- Kumamoto Castle, Kumamoto Prefecture Japan

Information
- Type: Run by Kumamoto Han school
- Established: 1755
- Closed: 1870
- President: Akiyama Gyokuzan(first)
- Campus size: 45 meters by 135 meters
- Information: Subjects: Four Books and Five Classics from China, Han learning, East Asian calligraphy, preparation for ceremonies, mathematics, music, the study of Precedent. Bodily Exercises:Equestrianism, Battojutsu, Naginatajutsu, Sojutsu, Hojutsu

= Jishūkan =

Jishūkan was the Han school of Kumamoto, Japan existing between 1755 and 1870. It was established by Hosokawa Shigekata, the 6th Hosokawa clan daimyō of Higo Province, Kumamoto, Kumamoto, inside Kumamoto Castle and this school is known for producing many noted scholars such as Yokoi Shounan, Inoue Kowashi and Kitasato Shibasaburo.

==Other Jishūkans==
- There have been other Jishūkans.　They include Jishūkans of Mikawa Yoshida Han, Ohtahara Han, Kasama Han, Daiseiji Han and Sakurai Han.

==Origin of the name==
- It came from the Analects of Confucius, that study and at times learn. The same name is given to many other schools of Han of Han system.

==Origin of the school==
- After the successful financial reform of Kumamoto Han, Hosokawa Shigekata started a unique school in the Edo era; it was open to any class of people, if admission was recognized, not only in Kumamoto people but also in other countries, with scholarships. There was no such system in other Han schools at this time.

==Other schools==
- At the most popular period, 255 schools were established in the Edo era, almost in every Han or local country. Other famous schools of Han were Nisshinkan of Aizu, Kohjohkan of Yonezawa, Kohdohkan of Mito, Meirinkan of Choshu, Shin-yukan of Nakatsu, Kohdohkan of Saga, Zohshikan of Satsuma were known, in addition to Jishuukan.
  - A neo-Confusionist from Satsuma domain was asked to build a school and asked the Jishuukan to observe the lessons. He was shown archery, equestrianism, fencing, Sojutsu, and then interpretation and poems and literature, in the order of importance.

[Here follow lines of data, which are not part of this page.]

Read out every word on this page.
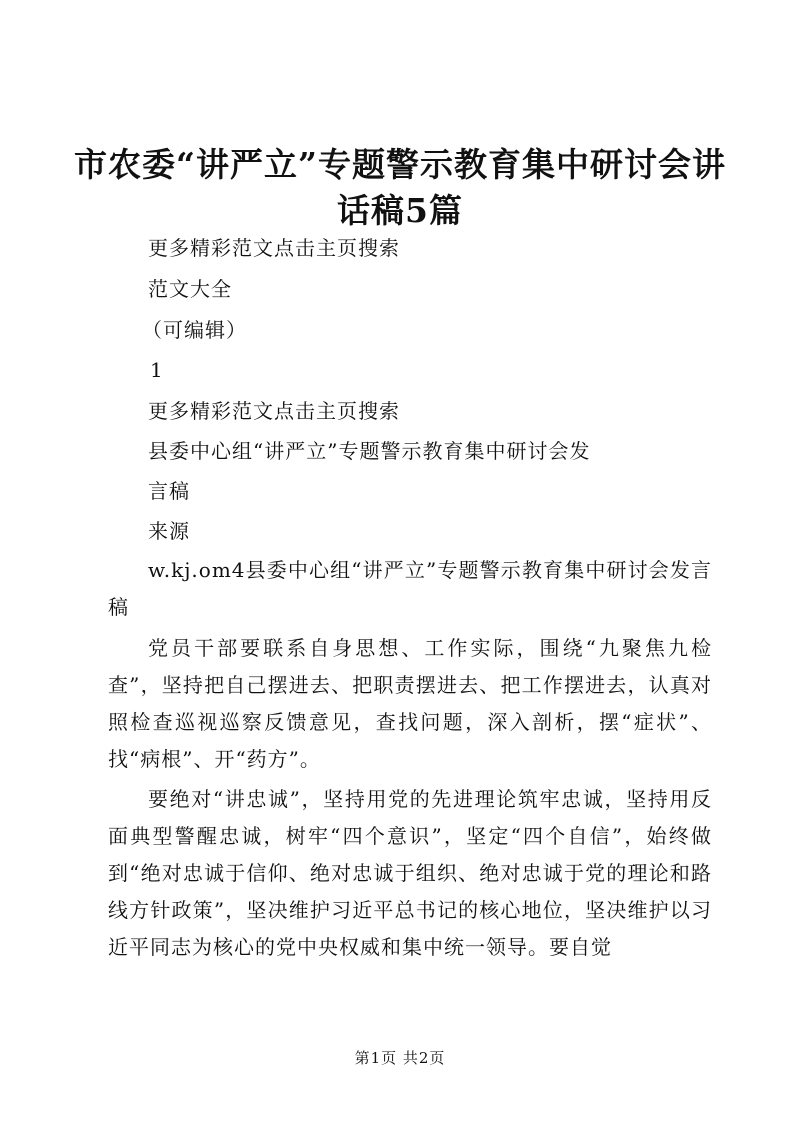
市农委“讲严立”专题警示教育集中研讨会讲话稿5篇
更多精彩范文点击主页搜索
范文大全
（可编辑）
1
更多精彩范文点击主页搜索
县委中心组“讲严立”专题警示教育集中研讨会发
言稿
来源
w.kj.om4县委中心组“讲严立”专题警示教育集中研讨会发言稿
党员干部要联系自身思想、工作实际，围绕“九聚焦九检查”，坚持把自己摆进去、把职责摆进去、把工作摆进去，认真对照检查巡视巡察反馈意见，查找问题，深入剖析，摆“症状”、找“病根”、开“药方”。
要绝对“讲忠诚”，坚持用党的先进理论筑牢忠诚，坚持用反面典型警醒忠诚，树牢“四个意识”，坚定“四个自信”，始终做到“绝对忠诚于信仰、绝对忠诚于组织、绝对忠诚于党的理论和路线方针政策”，坚决维护习近平总书记的核心地位，坚决维护以习近平同志为核心的党中央权威和集中统一领导。要自觉
第1页 共2页
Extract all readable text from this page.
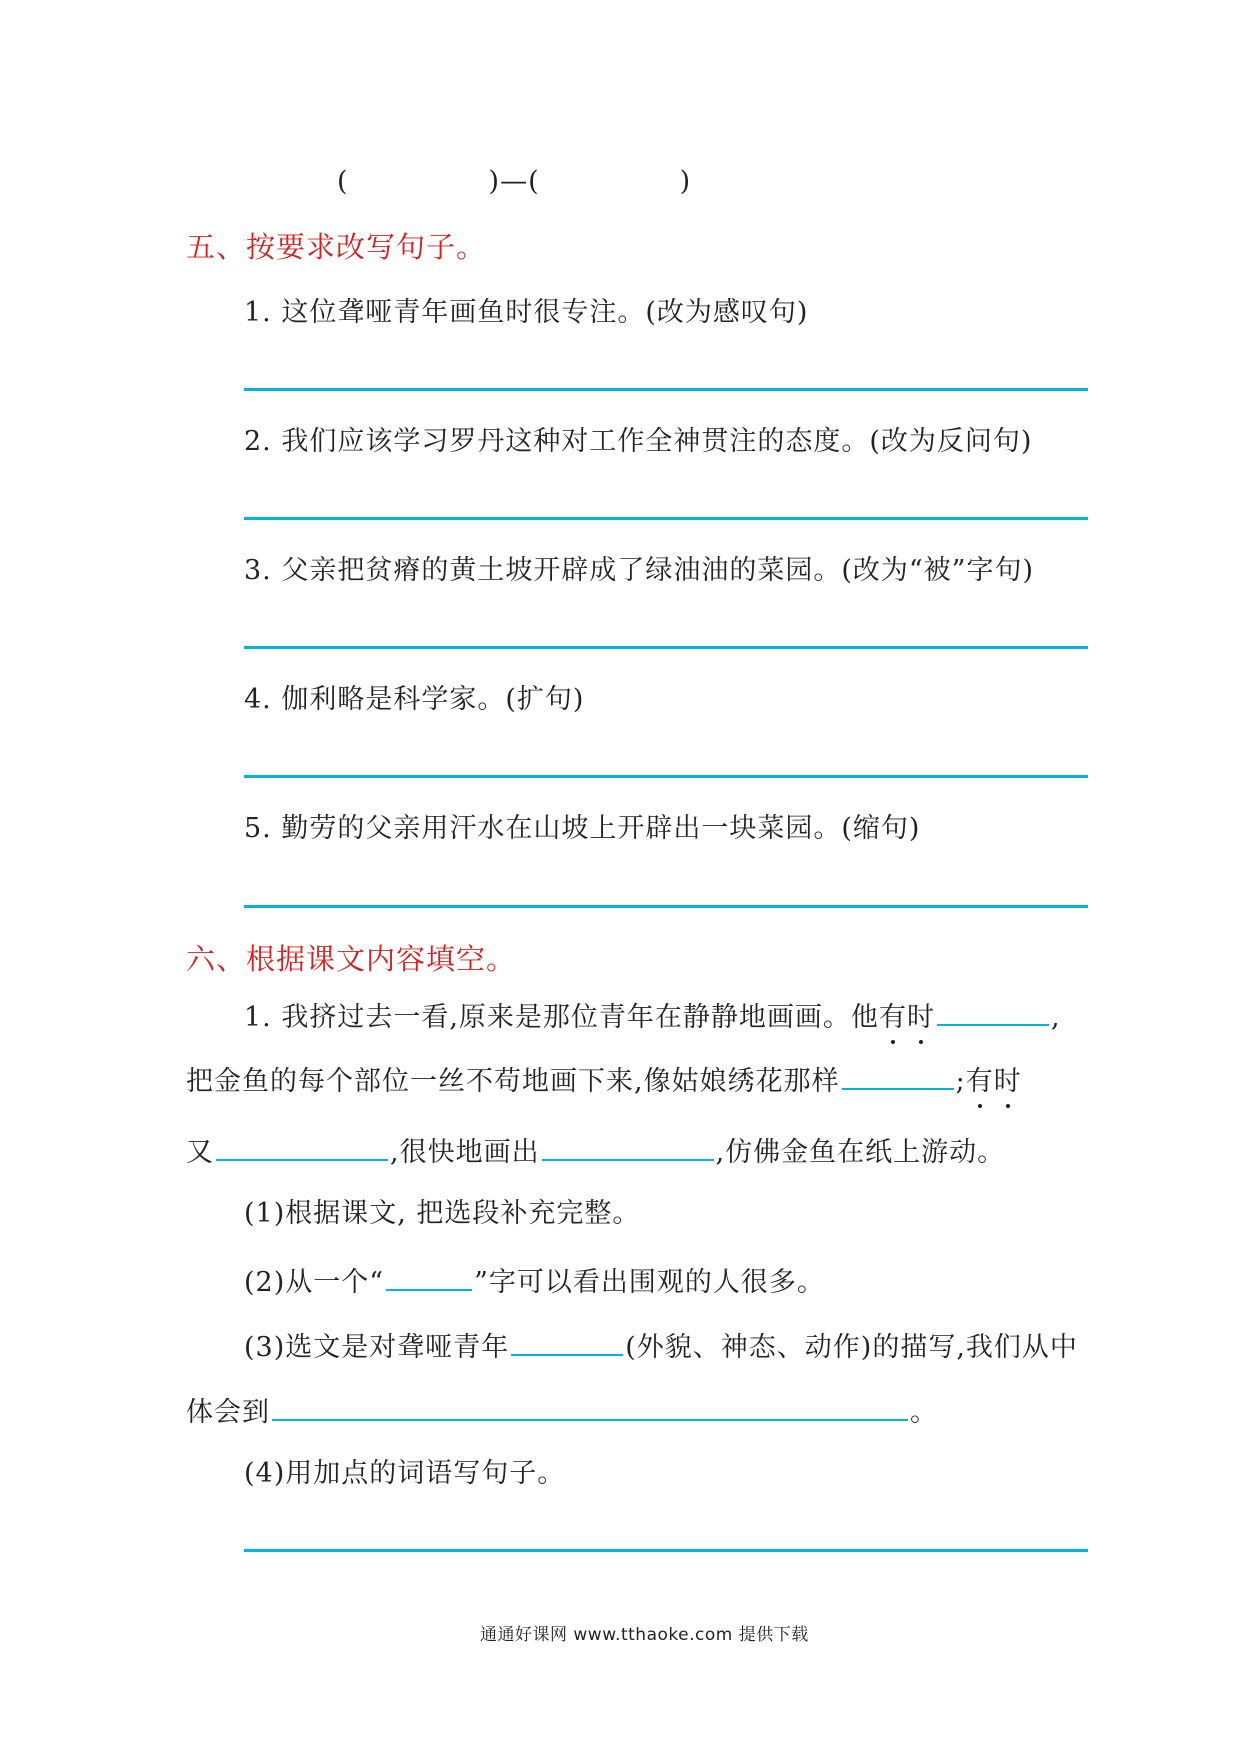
(	)—(	)
五、按要求改写句子。
1. 这位聋哑青年画鱼时很专注。(改为感叹句)
2. 我们应该学习罗丹这种对工作全神贯注的态度。(改为反问句)
3. 父亲把贫瘠的黄土坡开辟成了绿油油的菜园。(改为“被”字句)
4. 伽利略是科学家。(扩句)
5. 勤劳的父亲用汗水在山坡上开辟出一块菜园。(缩句)
六、根据课文内容填空。
1. 我挤过去一看,原来是那位青年在静静地画画。他有时	,
把金鱼的每个部位一丝不苟地画下来,像姑娘绣花那样	;有时
又	,很快地画出	,仿佛金鱼在纸上游动。
(1)根据课文, 把选段补充完整。
(2)从一个“	”字可以看出围观的人很多。
(3)选文是对聋哑青年	(外貌、神态、动作)的描写,我们从中
体会到	。
(4)用加点的词语写句子。
通通好课网 www.tthaoke.com 提供下载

==Location of Jishuukan and Subjects==
- Jishūkan was conveniently located at Ninomaru, 25 ken (45 meters) from east to west and 75 ken (135 meters) from south to north, with an eastern gate and western gate. Rooms for study were in the northern part, while in the southern part, defense arts were exercised.
- Learning at the Jishūkan was basically following Neo-Confucian in China, Zhū Xī or Chu Hsi (朱熹, October 18, 1130, Youxi, Fujian province, China – April 23, 1200, China).
- Subjects in the rooms were: Four Books and Five Classics from China, Han learning, East Asian calligraphy, preparation for ceremonies, mathematics, music, the study of Precedent.
- Bodily Exercises are also needed:Equestrianism, Battojutsu, Naginatajutsu, Sojutsu, Hojutsu

==Teachers==
- The first president was Akiyama Gyokuzan.
- Hayashi Ōen taught here from 1868 until his death.

==End of the school==
- It was discontinued at the Meiji restoration.